Radio Monitoring Observations of the Nearby Repeating Fast Radio Burst 20181030A

Thomas Abbott ( Université McGill )


20181030A is a nearby repeating fast radio burst (FRB), discovered by the Canadian Hydrogen Intensity Mapping Experiment's (CHIME) FRB Instrument in 2018 October. In the two years after the initial detection, 8 more bursts were detected using CHIME/FRB. The most likely host galaxy of FRB 20181030A is a star-forming spiral galaxy (NGC 3252), which resides at a distance of ~20 Mpc, likely making it the second closest repeating FRB source. FRB 20181030A is thus an excellent candidate for multiwavelength follow-up since it is likely located nearby. In this talk, I will present results from 10 months of daily radio monitoring observations of FRB 20181030A using the CHIME/Pulsar instrument, outfitted on the CHIME radio telescope. The CHIME/Pulsar instrument is able to record coherently dedispersed data at high time resolution using its tracking beam capabilities.
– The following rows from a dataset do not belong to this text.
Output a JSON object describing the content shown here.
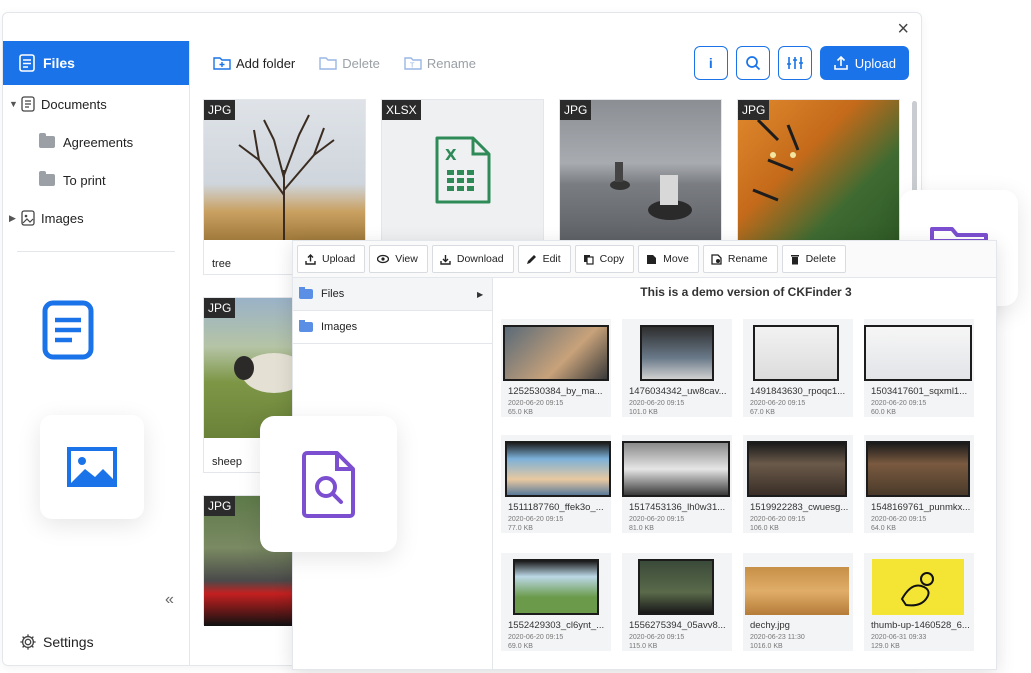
{
  "window": {
    "close": "×"
  },
  "sidebar": {
    "files": "Files",
    "documents": "Documents",
    "agreements": "Agreements",
    "to_print": "To print",
    "images": "Images",
    "collapse": "«",
    "settings": "Settings"
  },
  "toolbar": {
    "add_folder": "Add folder",
    "delete": "Delete",
    "rename": "Rename",
    "info": "i",
    "upload": "Upload"
  },
  "grid": [
    {
      "tag": "JPG",
      "caption": "tree"
    },
    {
      "tag": "XLSX",
      "caption": ""
    },
    {
      "tag": "JPG",
      "caption": ""
    },
    {
      "tag": "JPG",
      "caption": ""
    },
    {
      "tag": "JPG",
      "caption": "sheep"
    },
    {
      "tag": "JPG",
      "caption": ""
    }
  ],
  "front": {
    "buttons": [
      "Upload",
      "View",
      "Download",
      "Edit",
      "Copy",
      "Move",
      "Rename",
      "Delete"
    ],
    "folders": [
      "Files",
      "Images"
    ],
    "title": "This is a demo version of CKFinder 3",
    "files": [
      {
        "name": "1252530384_by_ma...",
        "date": "2020-06-20 09:15",
        "size": "65.0 KB"
      },
      {
        "name": "1476034342_uw8cav...",
        "date": "2020-06-20 09:15",
        "size": "101.0 KB"
      },
      {
        "name": "1491843630_rpoqc1...",
        "date": "2020-06-20 09:15",
        "size": "67.0 KB"
      },
      {
        "name": "1503417601_sqxml1...",
        "date": "2020-06-20 09:15",
        "size": "60.0 KB"
      },
      {
        "name": "1511187760_ffek3o_...",
        "date": "2020-06-20 09:15",
        "size": "77.0 KB"
      },
      {
        "name": "1517453136_lh0w31...",
        "date": "2020-06-20 09:15",
        "size": "81.0 KB"
      },
      {
        "name": "1519922283_cwuesg...",
        "date": "2020-06-20 09:15",
        "size": "106.0 KB"
      },
      {
        "name": "1548169761_punmkx...",
        "date": "2020-06-20 09:15",
        "size": "64.0 KB"
      },
      {
        "name": "1552429303_cl6ynt_...",
        "date": "2020-06-20 09:15",
        "size": "69.0 KB"
      },
      {
        "name": "1556275394_05avv8...",
        "date": "2020-06-20 09:15",
        "size": "115.0 KB"
      },
      {
        "name": "dechy.jpg",
        "date": "2020-06-23 11:30",
        "size": "1016.0 KB"
      },
      {
        "name": "thumb-up-1460528_6...",
        "date": "2020-06-31 09:33",
        "size": "129.0 KB"
      }
    ]
  },
  "colors": {
    "accent": "#1a73e8",
    "purple": "#7b4fd0"
  },
  "icons": [
    "file-icon",
    "document-icon",
    "folder-icon",
    "image-icon",
    "gear-icon",
    "search-icon",
    "filter-icon",
    "upload-icon",
    "search-file-icon"
  ]
}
Radio bursts, with narrow microsecond-wide components, have been detected in baseband data containing bursts from FRB 20181030A, suggesting that the source may produce coherent radio emission on timescales well below the ~1 ms time resolution of the CHIME/FRB instrument. I will present results characterizing the source’s recent emission behavior, activity level, and repetition rate. I will also describe the pipeline that is being used to perform a deep search for radio bursts and measure their properties.